Conversions & customer experience
- Increased response speed, directly improving conversions.
- Human-like, interruptible conversations rather than robotic scripts.
- Accurate, industry-aware assistance from grounded knowledge and CRM signals.
Cost & operations
- Significant reduction in call center workload and hiring dependencies.
- Reduced overhead through end-to-end automation of front-desk workflows.
- Operational degradation caught immediately via observability dashboards.
My Role & Scope
Timeline: 2.5 years. Users: SMBs, Enterprises, Healthcare. Role: Lead AI Engineer.

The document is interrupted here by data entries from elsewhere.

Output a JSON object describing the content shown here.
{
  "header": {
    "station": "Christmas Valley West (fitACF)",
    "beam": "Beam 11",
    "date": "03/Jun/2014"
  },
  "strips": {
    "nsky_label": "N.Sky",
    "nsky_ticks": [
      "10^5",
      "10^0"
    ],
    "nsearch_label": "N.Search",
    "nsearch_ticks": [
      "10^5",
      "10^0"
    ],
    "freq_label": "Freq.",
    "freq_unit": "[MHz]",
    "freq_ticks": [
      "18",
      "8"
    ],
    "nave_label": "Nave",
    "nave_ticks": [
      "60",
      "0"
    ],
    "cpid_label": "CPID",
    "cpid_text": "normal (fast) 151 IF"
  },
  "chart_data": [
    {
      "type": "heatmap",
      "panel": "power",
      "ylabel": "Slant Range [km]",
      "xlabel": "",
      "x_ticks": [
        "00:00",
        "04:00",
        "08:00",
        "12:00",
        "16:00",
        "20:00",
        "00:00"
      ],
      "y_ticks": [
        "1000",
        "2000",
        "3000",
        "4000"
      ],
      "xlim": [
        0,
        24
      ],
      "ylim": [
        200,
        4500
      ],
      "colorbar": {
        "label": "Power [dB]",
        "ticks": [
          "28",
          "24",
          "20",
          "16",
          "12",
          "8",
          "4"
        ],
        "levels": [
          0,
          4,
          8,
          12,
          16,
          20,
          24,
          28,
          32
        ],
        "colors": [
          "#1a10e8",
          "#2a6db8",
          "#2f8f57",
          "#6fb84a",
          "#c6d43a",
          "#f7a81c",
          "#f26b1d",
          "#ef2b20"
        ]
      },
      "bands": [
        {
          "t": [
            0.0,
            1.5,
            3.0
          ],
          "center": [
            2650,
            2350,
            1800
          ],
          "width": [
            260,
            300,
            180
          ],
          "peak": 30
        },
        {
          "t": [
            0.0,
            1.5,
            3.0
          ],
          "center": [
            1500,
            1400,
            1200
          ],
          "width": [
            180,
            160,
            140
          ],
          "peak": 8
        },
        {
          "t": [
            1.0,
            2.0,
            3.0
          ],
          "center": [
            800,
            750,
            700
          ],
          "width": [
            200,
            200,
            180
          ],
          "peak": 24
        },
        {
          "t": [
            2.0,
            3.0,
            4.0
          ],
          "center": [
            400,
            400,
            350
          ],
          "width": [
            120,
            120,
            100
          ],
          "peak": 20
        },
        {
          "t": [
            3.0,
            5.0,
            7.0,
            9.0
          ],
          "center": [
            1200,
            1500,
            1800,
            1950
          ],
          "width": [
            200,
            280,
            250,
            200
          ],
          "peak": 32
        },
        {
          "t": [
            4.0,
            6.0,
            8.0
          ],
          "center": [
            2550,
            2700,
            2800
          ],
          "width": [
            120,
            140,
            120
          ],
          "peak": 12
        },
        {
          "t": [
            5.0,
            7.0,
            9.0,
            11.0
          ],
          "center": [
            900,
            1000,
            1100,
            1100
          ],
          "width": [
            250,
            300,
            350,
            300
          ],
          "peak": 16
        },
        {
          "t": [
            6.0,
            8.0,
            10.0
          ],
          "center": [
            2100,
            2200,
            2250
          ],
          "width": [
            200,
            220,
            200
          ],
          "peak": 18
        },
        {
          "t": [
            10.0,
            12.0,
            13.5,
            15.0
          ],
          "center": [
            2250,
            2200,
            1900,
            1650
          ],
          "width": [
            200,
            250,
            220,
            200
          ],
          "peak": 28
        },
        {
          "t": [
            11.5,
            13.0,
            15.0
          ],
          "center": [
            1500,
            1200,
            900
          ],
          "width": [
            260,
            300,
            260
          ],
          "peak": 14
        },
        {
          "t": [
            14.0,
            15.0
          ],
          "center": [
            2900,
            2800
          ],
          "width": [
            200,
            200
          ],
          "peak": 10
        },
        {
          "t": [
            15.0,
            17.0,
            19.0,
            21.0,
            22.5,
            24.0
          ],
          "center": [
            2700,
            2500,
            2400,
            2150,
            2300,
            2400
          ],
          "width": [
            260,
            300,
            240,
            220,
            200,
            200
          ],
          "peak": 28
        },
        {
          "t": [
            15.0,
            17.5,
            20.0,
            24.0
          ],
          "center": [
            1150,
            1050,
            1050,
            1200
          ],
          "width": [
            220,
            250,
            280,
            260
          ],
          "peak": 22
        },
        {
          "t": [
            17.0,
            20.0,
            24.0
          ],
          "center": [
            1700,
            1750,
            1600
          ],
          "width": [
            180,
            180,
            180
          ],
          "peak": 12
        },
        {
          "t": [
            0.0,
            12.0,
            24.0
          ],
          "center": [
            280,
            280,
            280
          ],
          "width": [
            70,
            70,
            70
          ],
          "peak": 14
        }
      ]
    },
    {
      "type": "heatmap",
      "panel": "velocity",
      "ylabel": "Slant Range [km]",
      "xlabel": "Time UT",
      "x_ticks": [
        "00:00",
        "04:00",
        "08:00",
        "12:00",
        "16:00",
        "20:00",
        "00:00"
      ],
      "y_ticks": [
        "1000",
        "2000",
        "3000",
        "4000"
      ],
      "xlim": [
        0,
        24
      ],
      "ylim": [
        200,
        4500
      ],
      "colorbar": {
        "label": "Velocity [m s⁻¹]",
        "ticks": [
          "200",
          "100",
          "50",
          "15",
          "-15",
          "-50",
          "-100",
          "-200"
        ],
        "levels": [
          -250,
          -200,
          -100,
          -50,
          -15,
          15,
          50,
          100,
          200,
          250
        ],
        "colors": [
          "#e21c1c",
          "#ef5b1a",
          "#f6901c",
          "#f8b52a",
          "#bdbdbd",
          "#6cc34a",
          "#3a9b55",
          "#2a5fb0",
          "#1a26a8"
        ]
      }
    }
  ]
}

I owned the system end-to-end, from the real-time communication stack to AI/LLM orchestration.
Owned directly
- System architecture for real-time AI + communication stack.
- AI/LLM orchestration: prompting, orchestration, optimization.
- Knowledge: web scraping, parsing, FAISS vector search.
- Infrastructure for multi-channel (Phone, SMS, Web chat) and workflows.
- Integrations with Zoho Desk CRM, scheduling systems, and custom APIs.
Hands-on engineering
- Wrote production-grade code across backend systems and AI pipelines.
- Built and maintained real-time communication services (voice + messaging).
- Optimized system performance for low-latency voice and high concurrency.
- Designed and implemented APIs and internal services used by the platform.
- Debugged live call flows, LLM hallucinations, and async race conditions.
Lessons Learned
This project demonstrates the ability to build production-grade AI systems, solve real-world latency and scaling challenges, design end-to-end SaaS platforms, and deliver measurable business impact.
What worked
- Real-time performance is non-negotiable for voice AI.
- Vertical-specific agents consistently outperform generic models.
- Multi-channel unification is a massive market differentiator.
Challenges conquered
- Balancing the strict trade-off between latency and accuracy in LLMs.
- Handling unpredictable edge cases in real human voice conversations.
Final takeaway
Final Takeaway: This project demonstrates the ability to build production-grade AI systems, solve real-world latency and scaling challenges, design end-to-end SaaS platforms, and deliver measurable business impact.